Roux

La couleur du défi

« Vous qui passez sans me voir »... Impossible ! Flamboyants ou queue-de-vache, brique ou poil-de-carotte, les roux nous en mettent plein la vue. Diaboliquement ensorceleurs pour les uns, étrangement cocasses pour les autres, ils n'ont jamais laissé indifférents ceux qui arborent de banals cheveux bruns ou blonds.

En compagnie de Barberousse ou Nini-Peau-de-chien, allons prendre un peu de rousseur pour lever le voile sur l'origine de ce très chevelu sortilège.

Jules-Joseph Lefebvre, Marie-Madeleine à la grotte, 1876, Saint-Pétersbourg, musée de l'Ermitage.
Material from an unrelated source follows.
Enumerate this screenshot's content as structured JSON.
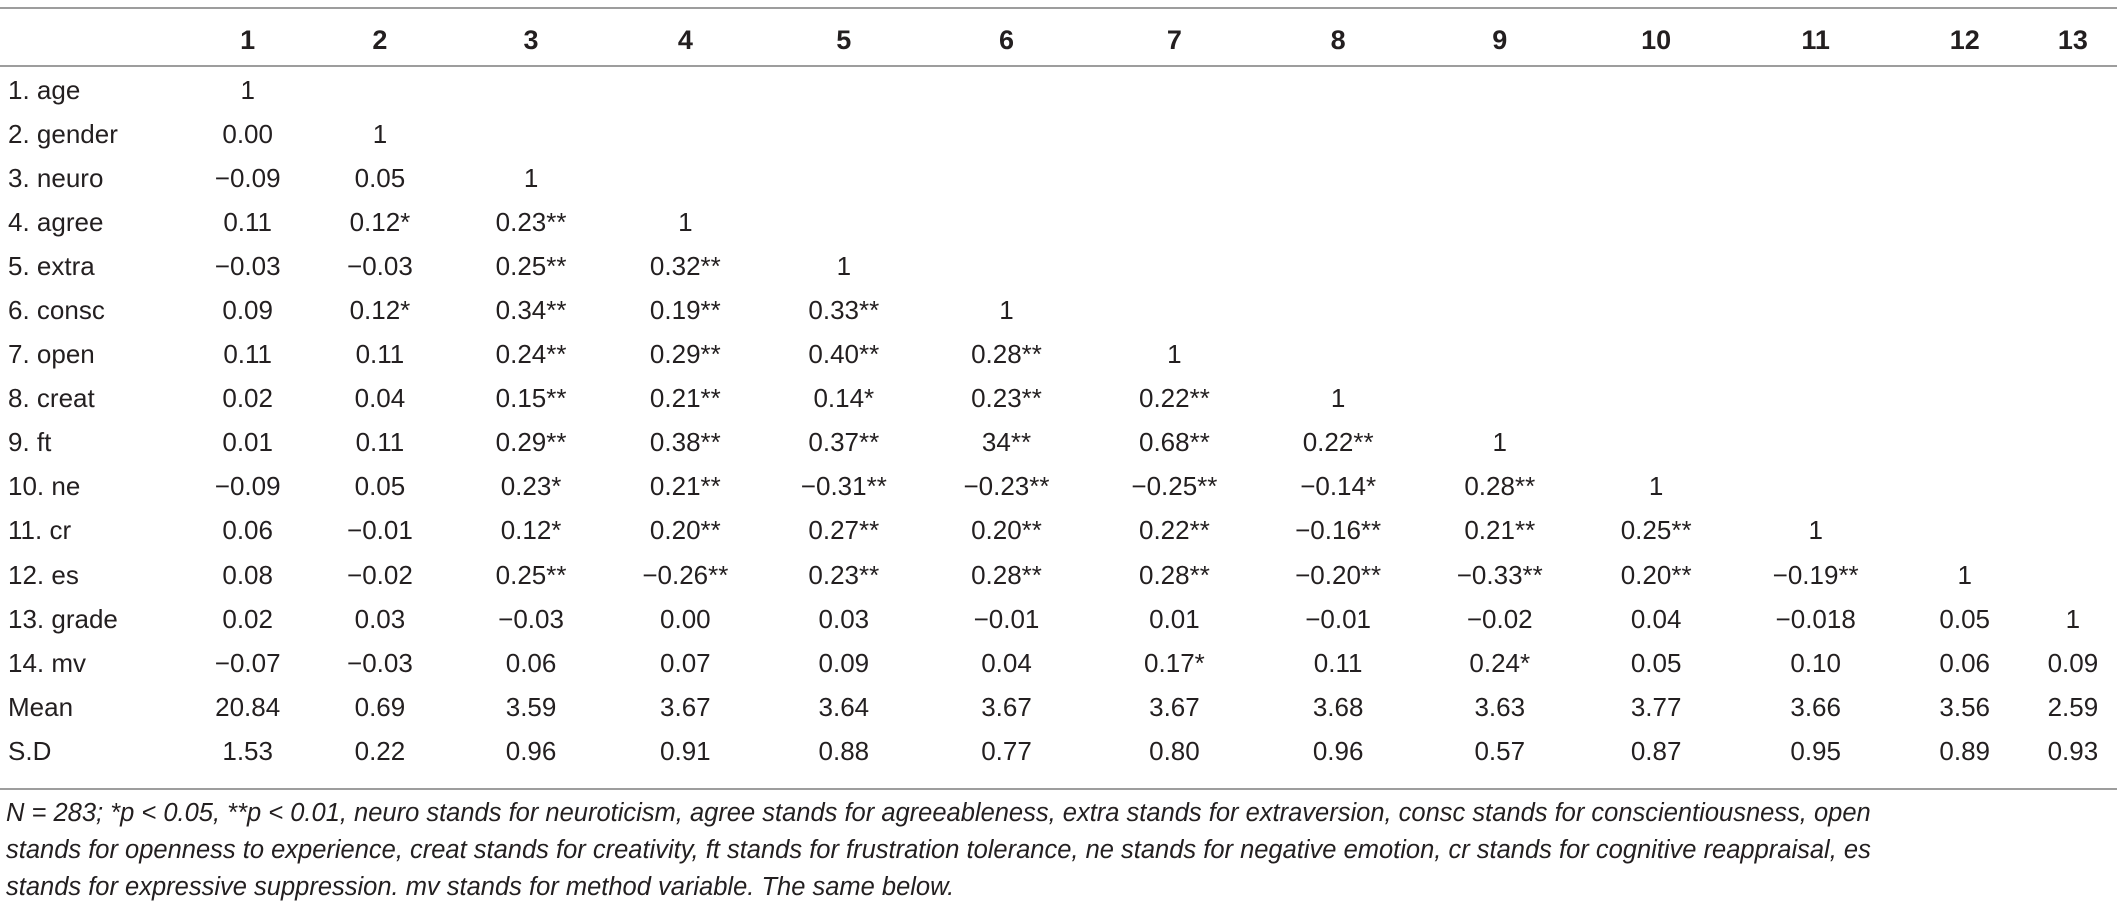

L'agrandissement est un tableau de Jean-Jacques Henner, La Liseuse, 1883, Paris, musée d’Orsay en dépôt au musée national Jean-Jacques Henner.
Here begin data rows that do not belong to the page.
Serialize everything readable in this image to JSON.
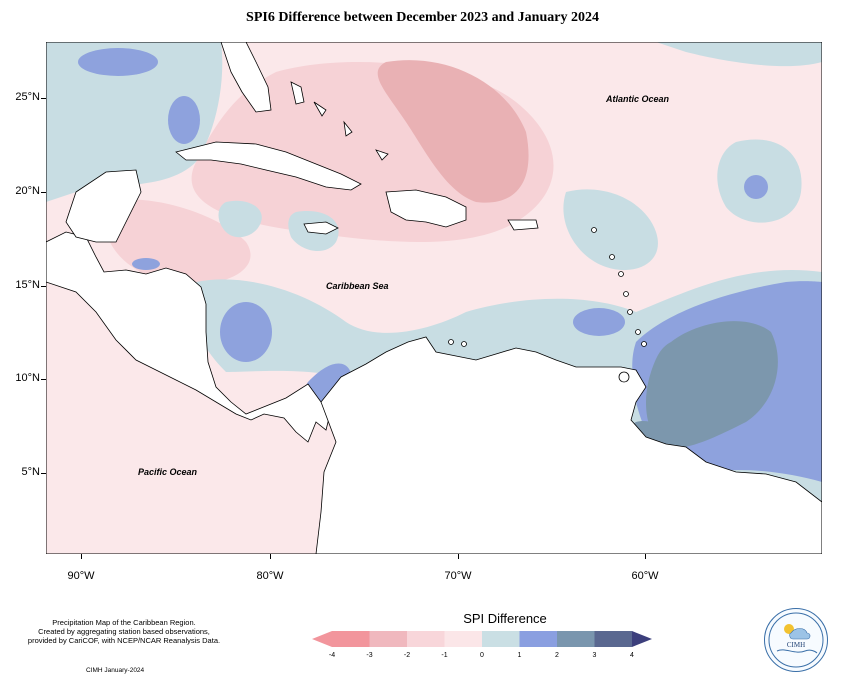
{
  "title": "SPI6 Difference between December 2023 and January 2024",
  "map": {
    "latitude_labels": [
      "25°N",
      "20°N",
      "15°N",
      "10°N",
      "5°N"
    ],
    "longitude_labels": [
      "90°W",
      "80°W",
      "70°W",
      "60°W"
    ],
    "ocean_labels": {
      "atlantic": "Atlantic Ocean",
      "caribbean": "Caribbean Sea",
      "pacific": "Pacific Ocean"
    },
    "colors": {
      "ocean_land_background": "#f9e6e8",
      "strong_negative": "#e8a8ac",
      "moderate_negative": "#f3cdd2",
      "slight_negative": "#fbe1e5",
      "slight_positive": "#c7dde2",
      "positive_1_2": "#8fa0de",
      "positive_2_3": "#7d98ae",
      "land_outline": "#000000"
    }
  },
  "credits": {
    "line1": "Precipitation Map of the Caribbean Region.",
    "line2": "Created by aggregating station based observations,",
    "line3": "provided by CariCOF, with NCEP/NCAR Reanalysis Data.",
    "footer": "CIMH January-2024"
  },
  "legend": {
    "title": "SPI Difference",
    "ticks": [
      "-4",
      "-3",
      "-2",
      "-1",
      "0",
      "1",
      "2",
      "3",
      "4"
    ],
    "colors": [
      "#f2959c",
      "#f0b8be",
      "#f8d6da",
      "#fbe6e8",
      "#cadfe4",
      "#8a9fe0",
      "#7a96ae",
      "#5a6890",
      "#3c3f7c"
    ]
  },
  "logo": {
    "text": "CIMH"
  }
}
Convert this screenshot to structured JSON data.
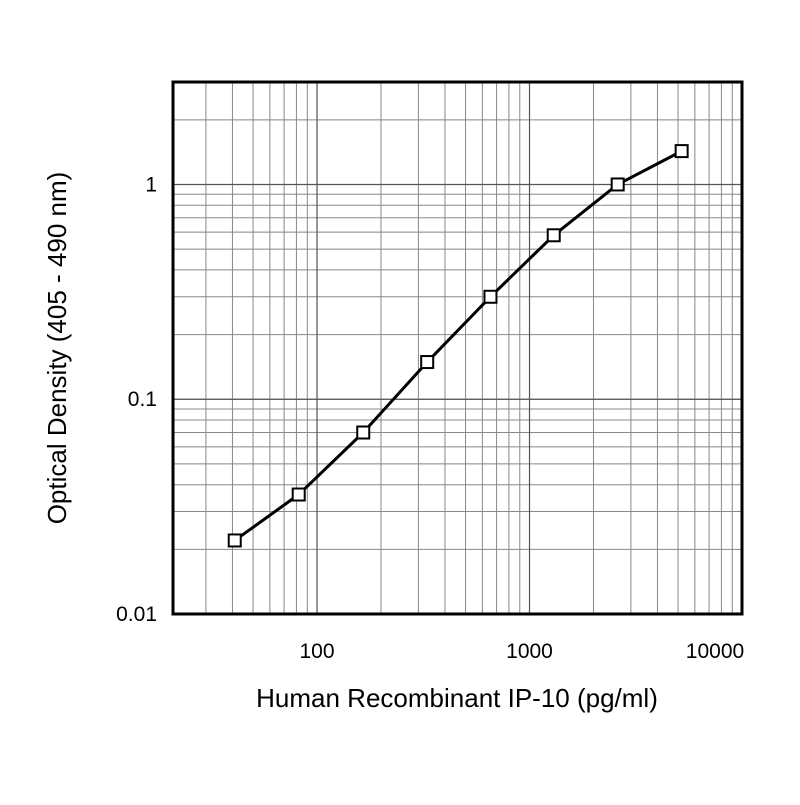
{
  "chart_data": {
    "type": "line",
    "x_label": "Human Recombinant IP-10 (pg/ml)",
    "y_label": "Optical Density (405 - 490 nm)",
    "x": [
      41,
      82,
      165,
      330,
      655,
      1300,
      2600,
      5200
    ],
    "series": [
      {
        "color": "#000000",
        "values": [
          0.022,
          0.036,
          0.07,
          0.149,
          0.3,
          0.58,
          1.0,
          1.43
        ]
      }
    ],
    "xlim": [
      21,
      10000
    ],
    "ylim": [
      0.01,
      3
    ],
    "xticks": [
      100,
      1000,
      10000
    ],
    "yticks": [
      0.01,
      0.1,
      1
    ],
    "xscale": "log",
    "yscale": "log",
    "grid": true
  }
}
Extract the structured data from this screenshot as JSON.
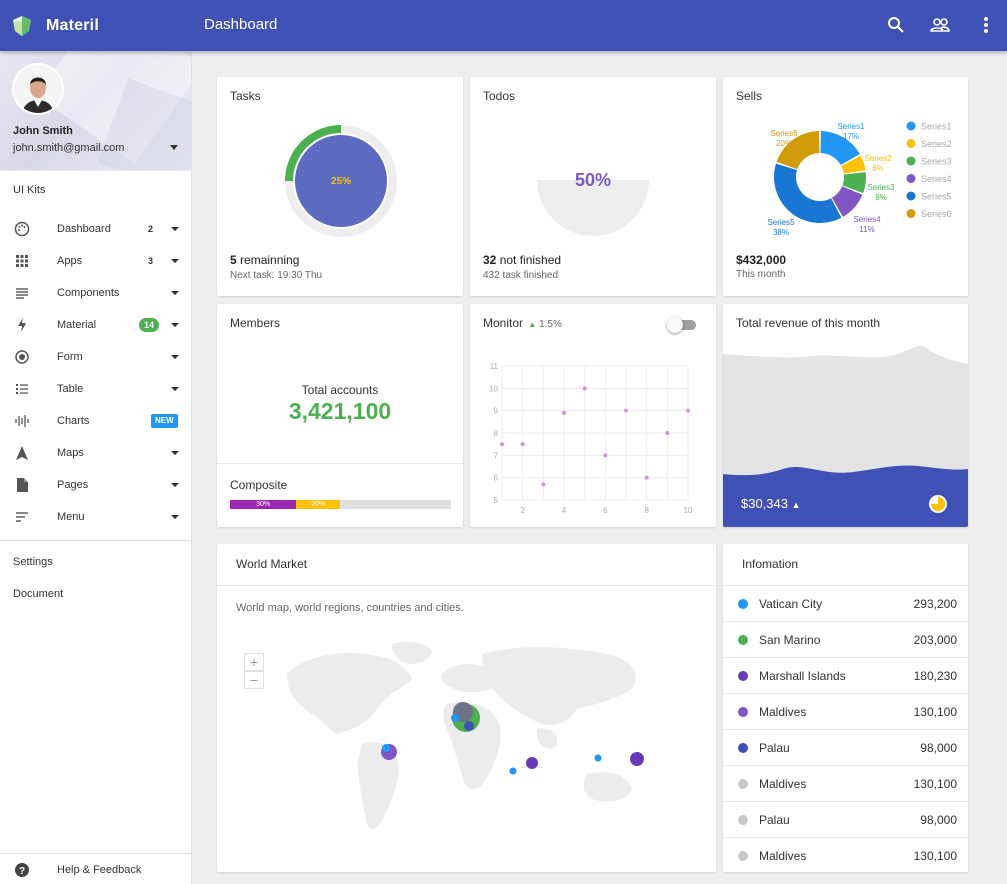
{
  "header": {
    "brand": "Materil",
    "title": "Dashboard",
    "icons": [
      "search-icon",
      "people-icon",
      "more-vert-icon"
    ]
  },
  "profile": {
    "name": "John Smith",
    "email": "john.smith@gmail.com"
  },
  "sidebar": {
    "section_label": "UI Kits",
    "items": [
      {
        "label": "Dashboard",
        "icon": "palette-icon",
        "count": "2"
      },
      {
        "label": "Apps",
        "icon": "apps-grid-icon",
        "count": "3"
      },
      {
        "label": "Components",
        "icon": "list-lines-icon"
      },
      {
        "label": "Material",
        "icon": "bolt-icon",
        "badge": "14"
      },
      {
        "label": "Form",
        "icon": "radio-icon"
      },
      {
        "label": "Table",
        "icon": "table-list-icon"
      },
      {
        "label": "Charts",
        "icon": "chart-bars-icon",
        "badge_new": "NEW"
      },
      {
        "label": "Maps",
        "icon": "navigation-icon"
      },
      {
        "label": "Pages",
        "icon": "page-icon"
      },
      {
        "label": "Menu",
        "icon": "menu-sort-icon"
      }
    ],
    "footer_items": [
      "Settings",
      "Document"
    ],
    "help": "Help & Feedback"
  },
  "tasks": {
    "title": "Tasks",
    "percent": "25%",
    "progress": 25,
    "remaining_count": "5",
    "remaining_label": " remainning",
    "next": "Next task: 19:30 Thu"
  },
  "todos": {
    "title": "Todos",
    "percent": "50%",
    "not_finished_count": "32",
    "not_finished_label": " not finished",
    "finished": "432 task finished"
  },
  "sells": {
    "title": "Sells",
    "total": "$432,000",
    "period": "This month",
    "series": [
      {
        "name": "Series1",
        "pct": 17,
        "label": "17%",
        "color": "#2196f3"
      },
      {
        "name": "Series2",
        "pct": 6,
        "label": "6%",
        "color": "#ffc107"
      },
      {
        "name": "Series3",
        "pct": 8,
        "label": "8%",
        "color": "#4caf50"
      },
      {
        "name": "Series4",
        "pct": 11,
        "label": "11%",
        "color": "#7e57c2"
      },
      {
        "name": "Series5",
        "pct": 38,
        "label": "38%",
        "color": "#1976d2"
      },
      {
        "name": "Series6",
        "pct": 20,
        "label": "20%",
        "color": "#d19c0b"
      }
    ]
  },
  "members": {
    "title": "Members",
    "label": "Total accounts",
    "value": "3,421,100",
    "composite_title": "Composite",
    "seg1": "30%",
    "seg2": "20%",
    "seg1_pct": 30,
    "seg2_pct": 20
  },
  "monitor": {
    "title": "Monitor",
    "delta": "1.5%"
  },
  "chart_data": {
    "type": "scatter",
    "x": [
      1,
      2,
      3,
      4,
      5,
      6,
      7,
      8,
      9,
      10
    ],
    "y": [
      7.5,
      7.5,
      5.7,
      8.9,
      10,
      7,
      9,
      6,
      8,
      9
    ],
    "xticks": [
      "2",
      "4",
      "6",
      "8",
      "10"
    ],
    "yticks": [
      "5",
      "6",
      "7",
      "8",
      "9",
      "10",
      "11"
    ],
    "xlim": [
      1,
      10
    ],
    "ylim": [
      5,
      11
    ],
    "grid": true,
    "color": "#ce93d8"
  },
  "revenue": {
    "title": "Total revenue of this month",
    "value": "$30,343"
  },
  "world": {
    "title": "World Market",
    "subtitle": "World map, world regions, countries and cities.",
    "zoom_in": "+",
    "zoom_out": "−"
  },
  "info": {
    "title": "Infomation",
    "rows": [
      {
        "name": "Vatican City",
        "value": "293,200",
        "color": "#2196f3"
      },
      {
        "name": "San Marino",
        "value": "203,000",
        "color": "#4caf50"
      },
      {
        "name": "Marshall Islands",
        "value": "180,230",
        "color": "#673ab7"
      },
      {
        "name": "Maldives",
        "value": "130,100",
        "color": "#7e57c2"
      },
      {
        "name": "Palau",
        "value": "98,000",
        "color": "#3f51b5"
      },
      {
        "name": "Maldives",
        "value": "130,100",
        "color": "#c8c8c8"
      },
      {
        "name": "Palau",
        "value": "98,000",
        "color": "#c8c8c8"
      },
      {
        "name": "Maldives",
        "value": "130,100",
        "color": "#c8c8c8"
      }
    ]
  }
}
Tant d'histoires pour une couleur...

Si l’humanité ne compte que 2 % de roux, ils ont cependant attiré l’attention depuis longtemps, trop souvent à leurs dépends malheureusement… Déjà, chez les Égyptiens, leur sort n’était guère enviable. Selon Plutarque, ils étaient mis à mal. Il faut dire que le dieu Seth, qui était roux, avait découpé en morceaux son frère Osiris ! Curieusement, l’étude de la momie de Ramsès II a laissé penser qu’il l’était lui aussi… De quoi remettre en cause la thèse de la persécution généralisée.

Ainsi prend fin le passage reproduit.